Data Science in Linguistics: Extracting Phonotactics from Word Lists


Consider the words ‘brick’, ‘blick’, and ‘bnick’. ‘brick’ is a word in English and ‘blick’ and ‘bnick’ are not. But most English speakers have the sense that ‘blick’ could be a word of English but ‘bnick’ could not be. One theory for why people have this sense is that ‘blick’ obeys a set of rules that characterize the English lexicon and that ‘bnick’ does not. (An example of such a rule might be: ‘a word cannot begin with a stop followed by a nasal’.) The study of such rules and the sound patterns of the lexicon in general is known as phonotactics, a subfield of phonology.

For many years the dominant idea in linguistics was that in each language there are criteria for whether a word is phonotactically valid or not, and a word could only be in the lexicon if it was phonotactically valid.
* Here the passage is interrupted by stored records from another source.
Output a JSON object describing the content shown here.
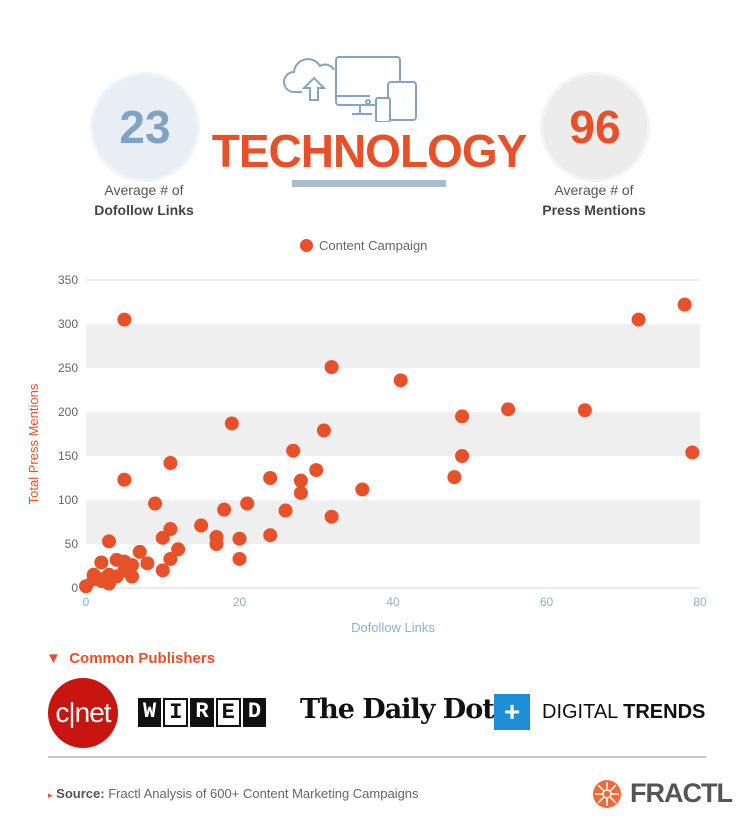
{
  "header": {
    "title": "TECHNOLOGY",
    "left_stat": {
      "value": "23",
      "label_line1": "Average # of",
      "label_line2": "Dofollow Links"
    },
    "right_stat": {
      "value": "96",
      "label_line1": "Average # of",
      "label_line2": "Press Mentions"
    },
    "icon": "devices-cloud-icon"
  },
  "colors": {
    "accent": "#e8502a",
    "blue": "#7ea3c4",
    "band": "#efefef"
  },
  "chart_data": {
    "type": "scatter",
    "title": "",
    "xlabel": "Dofollow Links",
    "ylabel": "Total Press Mentions",
    "xlim": [
      0,
      80
    ],
    "ylim": [
      0,
      350
    ],
    "xticks": [
      "0",
      "20",
      "40",
      "60",
      "80"
    ],
    "yticks": [
      "0",
      "50",
      "100",
      "150",
      "200",
      "250",
      "300",
      "350"
    ],
    "legend": {
      "label": "Content Campaign",
      "placement": "top-center"
    },
    "series": [
      {
        "name": "Content Campaign",
        "points": [
          [
            5,
            305
          ],
          [
            72,
            305
          ],
          [
            78,
            322
          ],
          [
            32,
            251
          ],
          [
            41,
            236
          ],
          [
            19,
            187
          ],
          [
            49,
            195
          ],
          [
            55,
            203
          ],
          [
            65,
            202
          ],
          [
            31,
            179
          ],
          [
            27,
            156
          ],
          [
            49,
            150
          ],
          [
            79,
            154
          ],
          [
            11,
            142
          ],
          [
            30,
            134
          ],
          [
            24,
            125
          ],
          [
            28,
            122
          ],
          [
            48,
            126
          ],
          [
            5,
            123
          ],
          [
            28,
            108
          ],
          [
            36,
            112
          ],
          [
            9,
            96
          ],
          [
            21,
            96
          ],
          [
            18,
            89
          ],
          [
            26,
            88
          ],
          [
            32,
            81
          ],
          [
            15,
            71
          ],
          [
            11,
            67
          ],
          [
            17,
            58
          ],
          [
            10,
            57
          ],
          [
            20,
            56
          ],
          [
            24,
            60
          ],
          [
            17,
            50
          ],
          [
            3,
            53
          ],
          [
            12,
            44
          ],
          [
            7,
            41
          ],
          [
            8,
            28
          ],
          [
            11,
            33
          ],
          [
            20,
            33
          ],
          [
            10,
            20
          ],
          [
            2,
            29
          ],
          [
            4,
            32
          ],
          [
            5,
            30
          ],
          [
            6,
            26
          ],
          [
            3,
            15
          ],
          [
            1,
            15
          ],
          [
            2,
            10
          ],
          [
            3,
            5
          ],
          [
            0,
            2
          ],
          [
            4,
            13
          ],
          [
            6,
            13
          ],
          [
            5,
            20
          ],
          [
            2,
            8
          ],
          [
            1,
            10
          ]
        ]
      }
    ]
  },
  "publishers": {
    "title": "Common Publishers",
    "logos": [
      "cnet",
      "WIRED",
      "The Daily Dot",
      "DIGITAL TRENDS"
    ]
  },
  "footer": {
    "source_label": "Source:",
    "source_text": "Fractl Analysis of 600+ Content Marketing Campaigns",
    "brand": "FRACTL"
  }
}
Lately, this has shifted to the idea that phonotactics assigns a well-formedness score to words where some words are extremely good, some words are extremely bad, and most fall somewhere in between.

I will give a survey of how data science techniques are allowing researchers to extract information about the gradient phonotactics of the world’s languages.

UBC Robson Square

Speaker Bio

Dr. Paul Tupper is Professor of Mathematics at SFU. His major interest is applying mathematics of various sorts to problems in linguistics and psychology.